Zimbabwe, armed with television footage, appealed to FIFA. The world governing body’s record on righting perceived wrongs caused by lax security, particularly in Africa, is a little haphazard.

Yet the Dream Team were awarded a replay of the match, to be played in Lyon, France.

Grobbelaar had one of the finest nights of his international career in a 0-0 draw that was vividly celebrated 5 000 miles away.

Back home, bad drought was hurting the population and wearing at the country’s economy. “Morale was low at that time,” says McKop, “and people clung to the idea of the Dream Team and the road to the USA, and to what we felt might be our first time at an Africa Cup of Nations.

“When we played those qualifiers, started to put together an unbeaten run, those days brought back some of the joy of independence, the feeling of all having a single objective. I think that’s partly why the Dream Team label stuck.”

Zimbabwe’s Cup of Nations qualifying campaign would by the middle of 1993 be overshadowed by a bigger story.

When Zambia came to Harare for the final group match, needing a draw to pip the Dream Team for a place at the finals, they had the sympathy and support of the world.

Three months earlier the Zambia squad travelling to a match in Senegal had been killed in a plane crash. Against Zimbabwe, a hastily patched-together side fell a goal behind.

The Dream Team were on course for their first major tournament.

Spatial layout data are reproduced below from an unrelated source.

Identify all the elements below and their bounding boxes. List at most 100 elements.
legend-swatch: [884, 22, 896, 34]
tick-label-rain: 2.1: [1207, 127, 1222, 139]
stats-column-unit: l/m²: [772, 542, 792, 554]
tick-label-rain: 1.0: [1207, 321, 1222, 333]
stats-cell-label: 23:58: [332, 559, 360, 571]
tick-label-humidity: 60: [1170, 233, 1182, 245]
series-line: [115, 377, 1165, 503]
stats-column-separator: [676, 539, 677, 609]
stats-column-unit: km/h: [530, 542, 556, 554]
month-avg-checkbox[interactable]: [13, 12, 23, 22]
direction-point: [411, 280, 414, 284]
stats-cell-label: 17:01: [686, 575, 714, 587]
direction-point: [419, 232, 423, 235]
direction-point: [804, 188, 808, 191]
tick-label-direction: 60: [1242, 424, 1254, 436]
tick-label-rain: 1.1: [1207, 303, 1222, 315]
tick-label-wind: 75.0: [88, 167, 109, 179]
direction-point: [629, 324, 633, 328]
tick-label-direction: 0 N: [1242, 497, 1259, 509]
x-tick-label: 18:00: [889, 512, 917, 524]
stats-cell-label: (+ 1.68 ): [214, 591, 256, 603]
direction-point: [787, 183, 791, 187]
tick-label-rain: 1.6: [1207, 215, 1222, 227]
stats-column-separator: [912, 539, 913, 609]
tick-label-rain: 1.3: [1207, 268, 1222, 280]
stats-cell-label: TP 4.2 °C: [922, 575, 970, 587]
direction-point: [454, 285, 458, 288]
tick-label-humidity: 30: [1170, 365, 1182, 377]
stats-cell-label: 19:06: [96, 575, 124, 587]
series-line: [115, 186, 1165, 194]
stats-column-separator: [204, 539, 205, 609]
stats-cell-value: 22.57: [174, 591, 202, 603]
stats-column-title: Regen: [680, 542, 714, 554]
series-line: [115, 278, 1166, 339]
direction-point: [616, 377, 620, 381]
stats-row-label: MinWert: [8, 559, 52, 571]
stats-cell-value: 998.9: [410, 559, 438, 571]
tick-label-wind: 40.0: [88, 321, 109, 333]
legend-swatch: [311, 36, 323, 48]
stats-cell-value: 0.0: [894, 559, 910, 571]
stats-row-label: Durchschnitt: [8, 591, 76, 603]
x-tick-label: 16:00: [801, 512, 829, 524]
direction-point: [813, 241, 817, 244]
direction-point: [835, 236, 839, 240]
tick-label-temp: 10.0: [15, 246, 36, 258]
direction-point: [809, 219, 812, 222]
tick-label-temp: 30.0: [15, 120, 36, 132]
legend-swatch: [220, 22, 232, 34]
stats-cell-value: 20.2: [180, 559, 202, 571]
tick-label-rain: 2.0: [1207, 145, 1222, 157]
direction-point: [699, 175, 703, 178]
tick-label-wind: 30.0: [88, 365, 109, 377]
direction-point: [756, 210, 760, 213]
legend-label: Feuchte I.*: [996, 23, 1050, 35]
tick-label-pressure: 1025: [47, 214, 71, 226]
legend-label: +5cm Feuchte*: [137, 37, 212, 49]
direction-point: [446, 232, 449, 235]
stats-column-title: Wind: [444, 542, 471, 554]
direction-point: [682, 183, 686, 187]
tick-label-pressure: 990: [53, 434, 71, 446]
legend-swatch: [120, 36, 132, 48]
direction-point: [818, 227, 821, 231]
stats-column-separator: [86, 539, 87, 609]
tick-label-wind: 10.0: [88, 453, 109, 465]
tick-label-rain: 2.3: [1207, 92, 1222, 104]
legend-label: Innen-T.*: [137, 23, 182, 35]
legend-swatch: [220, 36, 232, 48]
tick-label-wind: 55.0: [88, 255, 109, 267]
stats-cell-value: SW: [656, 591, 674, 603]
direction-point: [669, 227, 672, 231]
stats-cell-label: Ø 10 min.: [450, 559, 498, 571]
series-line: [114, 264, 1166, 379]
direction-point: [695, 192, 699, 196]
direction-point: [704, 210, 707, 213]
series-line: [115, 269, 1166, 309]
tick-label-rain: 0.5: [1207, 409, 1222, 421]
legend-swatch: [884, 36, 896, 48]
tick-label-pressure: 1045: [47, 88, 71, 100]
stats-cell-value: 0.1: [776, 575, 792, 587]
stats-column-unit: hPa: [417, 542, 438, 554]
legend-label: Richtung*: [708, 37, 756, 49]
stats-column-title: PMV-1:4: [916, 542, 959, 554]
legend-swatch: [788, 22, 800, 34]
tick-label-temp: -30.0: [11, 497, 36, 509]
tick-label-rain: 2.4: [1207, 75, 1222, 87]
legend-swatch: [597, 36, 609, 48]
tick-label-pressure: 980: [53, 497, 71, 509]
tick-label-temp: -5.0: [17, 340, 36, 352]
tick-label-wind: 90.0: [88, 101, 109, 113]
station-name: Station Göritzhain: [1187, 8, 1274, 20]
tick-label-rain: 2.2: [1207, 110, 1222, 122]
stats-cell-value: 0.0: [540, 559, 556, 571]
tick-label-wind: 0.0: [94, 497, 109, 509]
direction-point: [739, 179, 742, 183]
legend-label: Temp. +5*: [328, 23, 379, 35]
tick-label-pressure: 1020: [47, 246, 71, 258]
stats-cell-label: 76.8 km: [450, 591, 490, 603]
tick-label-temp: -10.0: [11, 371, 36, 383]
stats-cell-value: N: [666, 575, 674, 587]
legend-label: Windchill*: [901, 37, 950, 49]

Eleven minutes remained when the Zambia captain Kalusha Bwalya directed a header past Grobbelaar.

The road to the USA remained open.

To add to the scalp of Egypt, there would be the cutting down to size of Cameroon, Africa’s most visible football power thanks to Italia 90, beaten 1-0 in Harare.

But Zimbabwe had dropped points with a defeat in Guinea, they also-rans in their mini-league. After the penultimate set of fixtures of the second group phase, Zimbabwe found themselves again one win shy of the target.

They had to go to Yaoundé and beat the Indomitable Lions to be one of the trio of African sides at the 1994 World Cup.

For a while, the dream flickered on.

When, five minutes into the second half, Adam Ndlovu scored, a hush came over the Ahmadou Ahidjo Stadium.

A brief respite from a noise Grobbelaar describes as “like a swarm of angry bees, ringing in your ears.” But Cameroon were already two goals up by then.

Once they added a third, Zimbabwe were broken.

On the touchline, Fabisch started throwing US dollar bills around, implying the referee, who had given a contentious early penalty in favour of Cameroon, had been bought.

Zim’s Dream Team had been 11 minutes from a first ever Cup of Nations. They had been one win from reaching the US.